Auditoría previa al diseño
Antes de tocar un solo eje, revisamos tus fuentes de datos, la frecuencia de actualización y los destinatarios de cada informe. Así evitamos visualizaciones que se ven bien pero no comunican nada útil.
Detección de anomalías en tiempo real
Nuestros dashboards no solo muestran tendencias de consumo y series temporales: marcan desviaciones atípicas con umbrales dinámicos, para que el equipo sepa cuándo un pico es señal de alerta y cuándo es ruido estacional.
Informes que se actualizan solos
Conectamos tus fuentes a pipelines de automatización que generan reportes programados. El equipo deja de copiar datos a mano y gana horas para interpretar lo que realmente cambió en el período.

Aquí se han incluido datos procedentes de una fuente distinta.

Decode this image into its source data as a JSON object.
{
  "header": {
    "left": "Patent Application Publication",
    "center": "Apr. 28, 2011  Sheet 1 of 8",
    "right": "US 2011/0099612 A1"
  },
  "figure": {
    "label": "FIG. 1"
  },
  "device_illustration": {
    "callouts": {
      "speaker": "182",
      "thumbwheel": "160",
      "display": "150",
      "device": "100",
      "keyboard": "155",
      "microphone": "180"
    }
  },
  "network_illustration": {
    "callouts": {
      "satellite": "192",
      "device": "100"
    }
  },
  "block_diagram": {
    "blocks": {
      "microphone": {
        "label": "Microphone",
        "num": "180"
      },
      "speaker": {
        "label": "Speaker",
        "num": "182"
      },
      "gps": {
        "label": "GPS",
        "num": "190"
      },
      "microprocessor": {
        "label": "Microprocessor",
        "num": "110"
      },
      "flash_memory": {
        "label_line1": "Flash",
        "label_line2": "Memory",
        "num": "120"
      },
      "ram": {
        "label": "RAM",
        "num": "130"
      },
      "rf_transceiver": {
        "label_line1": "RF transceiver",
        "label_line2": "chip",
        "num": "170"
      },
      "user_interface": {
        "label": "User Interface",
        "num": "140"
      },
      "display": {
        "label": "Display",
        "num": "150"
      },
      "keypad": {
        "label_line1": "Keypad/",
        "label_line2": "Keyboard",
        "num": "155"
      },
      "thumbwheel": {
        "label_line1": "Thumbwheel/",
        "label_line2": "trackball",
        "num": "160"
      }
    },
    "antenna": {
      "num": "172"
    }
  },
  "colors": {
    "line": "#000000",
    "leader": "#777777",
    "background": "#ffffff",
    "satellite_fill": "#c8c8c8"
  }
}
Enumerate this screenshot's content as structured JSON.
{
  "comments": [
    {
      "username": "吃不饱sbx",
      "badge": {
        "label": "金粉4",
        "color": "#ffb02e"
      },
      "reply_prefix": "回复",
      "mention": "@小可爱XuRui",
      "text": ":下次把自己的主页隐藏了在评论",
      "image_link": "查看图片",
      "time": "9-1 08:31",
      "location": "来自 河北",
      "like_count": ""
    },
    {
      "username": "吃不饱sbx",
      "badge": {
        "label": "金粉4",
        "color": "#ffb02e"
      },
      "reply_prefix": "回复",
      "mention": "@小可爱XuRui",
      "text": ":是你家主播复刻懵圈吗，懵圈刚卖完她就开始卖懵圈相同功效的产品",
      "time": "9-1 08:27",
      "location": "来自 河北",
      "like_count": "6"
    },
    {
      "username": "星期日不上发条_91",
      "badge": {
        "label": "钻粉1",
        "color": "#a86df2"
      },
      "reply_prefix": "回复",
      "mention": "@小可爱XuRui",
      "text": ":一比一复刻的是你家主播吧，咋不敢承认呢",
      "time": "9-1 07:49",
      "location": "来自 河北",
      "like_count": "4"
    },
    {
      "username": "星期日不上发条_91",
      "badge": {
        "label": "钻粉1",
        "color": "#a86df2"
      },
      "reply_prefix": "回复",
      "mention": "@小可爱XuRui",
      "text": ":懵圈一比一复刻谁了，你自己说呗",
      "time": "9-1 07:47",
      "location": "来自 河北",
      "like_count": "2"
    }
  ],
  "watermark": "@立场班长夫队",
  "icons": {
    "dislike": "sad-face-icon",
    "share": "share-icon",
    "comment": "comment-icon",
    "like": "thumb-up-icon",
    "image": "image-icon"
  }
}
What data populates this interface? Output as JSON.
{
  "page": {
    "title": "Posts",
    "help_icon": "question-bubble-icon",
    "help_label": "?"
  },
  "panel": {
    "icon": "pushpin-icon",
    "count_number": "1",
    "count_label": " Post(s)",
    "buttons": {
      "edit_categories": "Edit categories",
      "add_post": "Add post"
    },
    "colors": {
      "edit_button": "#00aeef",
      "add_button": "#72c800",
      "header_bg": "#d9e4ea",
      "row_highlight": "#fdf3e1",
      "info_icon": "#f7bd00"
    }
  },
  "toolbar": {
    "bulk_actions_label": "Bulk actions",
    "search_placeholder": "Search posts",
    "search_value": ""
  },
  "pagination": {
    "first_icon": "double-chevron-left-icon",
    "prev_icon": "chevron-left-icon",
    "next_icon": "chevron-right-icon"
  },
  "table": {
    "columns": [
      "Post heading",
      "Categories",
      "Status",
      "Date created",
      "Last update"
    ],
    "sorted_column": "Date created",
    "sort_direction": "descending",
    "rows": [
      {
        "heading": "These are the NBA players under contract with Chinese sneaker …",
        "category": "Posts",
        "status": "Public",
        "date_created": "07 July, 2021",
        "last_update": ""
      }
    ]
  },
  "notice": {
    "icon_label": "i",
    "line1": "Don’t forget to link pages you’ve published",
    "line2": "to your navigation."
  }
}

Legibilidad probada con audiencias reales
Cada rediseño de gráfico se valida con usuarios finales, no solo con criterios estéticos. Medimos si la audiencia corporativa retiene el hallazgo principal y ajustamos jerarquías, colores y anotaciones hasta que la lectura sea inmediata.
Consultoría que acompaña el cambio
No entregamos un informe y desaparecemos. Formamos a tu equipo en buenas prácticas de comunicación visual, documentamos cada decisión de diseño y dejamos guías internas para que los próximos dashboards mantengan el mismo estándar.
Resultados medibles, no opiniones
Definimos indicadores de éxito al inicio de cada proyecto: tiempo de lectura, tasa de acierto en interpretación de gráficos o reducción de errores en reportes. Al cierre, comparamos el antes y el después con datos, no con impresiones.